さて、フィリアノーティはイタリア出身で、しかも年もグリゴーロと2、3才しか違わない。イタリア人がプロのオペラ歌手を目指す場合は、イタリア国内の地方劇場でキャリアを築いて行くことになるわけですから、そこで出会うのは当然かもしれません。
ところで、「渦中の人フィリアノーティ」と書きましたが、2008年スカラ座開幕公演の《ドン・カルロ》で、第1キャストとして、7日のプレミエ歌うはずだったフィリアノーティ、なんだかよくわからない理由で第2キャストに降格、フィリアノーティ自身が、それに抗議する形で、全公演キャンセルしました。この件については、本館で「またまた事件〜スカラ座開幕公演《ドン・カルロ》:降板させられたフィリアノーティ」という記事にだいたいの経緯が書いてあります。また、フィリアノーティがスカラ座のオファーを受けたことによって、グリゴーロにも影響がありました。つまり、WNOの《ルクレツィア・ボルジア》に出演することになったわけですが、こちらは大成功で明暗分ける結果になってしまいました。
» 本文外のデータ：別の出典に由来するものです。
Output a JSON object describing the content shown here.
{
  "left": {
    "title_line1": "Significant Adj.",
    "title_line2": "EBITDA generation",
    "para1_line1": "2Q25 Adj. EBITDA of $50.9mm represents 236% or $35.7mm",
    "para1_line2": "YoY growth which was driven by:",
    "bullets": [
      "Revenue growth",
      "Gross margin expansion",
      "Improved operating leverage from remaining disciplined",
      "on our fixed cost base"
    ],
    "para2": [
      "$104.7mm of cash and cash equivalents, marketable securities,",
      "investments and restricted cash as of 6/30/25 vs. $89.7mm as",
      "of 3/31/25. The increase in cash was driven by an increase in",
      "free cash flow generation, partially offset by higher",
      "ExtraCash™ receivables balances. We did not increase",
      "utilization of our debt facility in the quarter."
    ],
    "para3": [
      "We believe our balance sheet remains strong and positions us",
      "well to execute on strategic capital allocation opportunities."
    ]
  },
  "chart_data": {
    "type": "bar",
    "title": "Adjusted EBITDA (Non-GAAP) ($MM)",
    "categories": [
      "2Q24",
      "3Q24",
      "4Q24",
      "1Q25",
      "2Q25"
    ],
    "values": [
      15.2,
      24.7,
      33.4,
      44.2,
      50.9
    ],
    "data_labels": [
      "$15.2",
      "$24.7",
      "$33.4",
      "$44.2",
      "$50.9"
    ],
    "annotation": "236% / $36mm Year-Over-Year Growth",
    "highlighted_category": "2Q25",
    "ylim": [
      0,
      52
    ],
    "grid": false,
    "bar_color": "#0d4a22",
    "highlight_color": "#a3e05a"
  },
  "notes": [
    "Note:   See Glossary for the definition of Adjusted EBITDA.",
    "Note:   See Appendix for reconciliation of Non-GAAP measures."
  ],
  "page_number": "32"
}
スカラ座のドン・カルロが決まってないのは、1月の4,8,11,15日ですが、まさか、グリゴーロにまたお鉢が回ってくるということはないとおもいますが、可能性ゼロではない....この時期グリゴーロは、スペインのバレンシアで2月2日からの《ファウスト》に向けて、リハーサル中ですが、抜け出せなくもないし、チューリッヒ歌劇場のペレイラ氏に、「グリゴーロは、のみこみが早い」とお墨付きをもらっていますし、実際に、チューリヒで《ルチア》と中央駅の《椿姫》を同時進行でやるという離れ業を見事にやってのけてますので、できなくはないと思います。まあ、あり得ないでしょうけど、スカラ座は一体全体誰を連れて来るんでしょうね。(ニールのHPを見たら、4日と15日は歌うつもりのようです )
★フィリアノーティとグリゴーロ二人が関係した公演:
★2001年4月4〜13日:ボローニャ歌劇場 ベニーニ指揮《一日だけの王様》イヴレーア伯爵
フィリアノーティは主要キャストのエドアルド
★2001年4月22日 :ピアチェンツァ・Municipal歌劇場 ベニーニ指揮《一日だけの王様》イヴレーア伯爵
フィリアノーティは主要キャストのエドアルド
★2001年11月:ボローニャ歌劇場 ガッティ指揮《ファルスタッフ》フェントン
フィリアノーティは第1キャストのフェントン
★2004年6月17〜24日 パレルモ:ローマ歌劇場のプロダクション《愛の妙薬》ネモリーノ
フィリアノーティはAキャストのネモリーノ、グリゴーロはすでにローマ歌劇場で同プロダクションのネモリーノを歌って絶賛されているので、これは第1とか第2ではなく、ダブルキャストでしょうね。
★2004年10月18日〜:モーツアルト作曲《イドメネオ》アルバーチェ
フィリアノーティはタイトル・ロールのイドメネオ
★2007年4月20〜5月3日:ローマ歌劇場《椿姫》アルフレード
フィリアノーティが腹膜炎でキャンセルしたためグリゴーロが、プレミエ歌手の座を射止める。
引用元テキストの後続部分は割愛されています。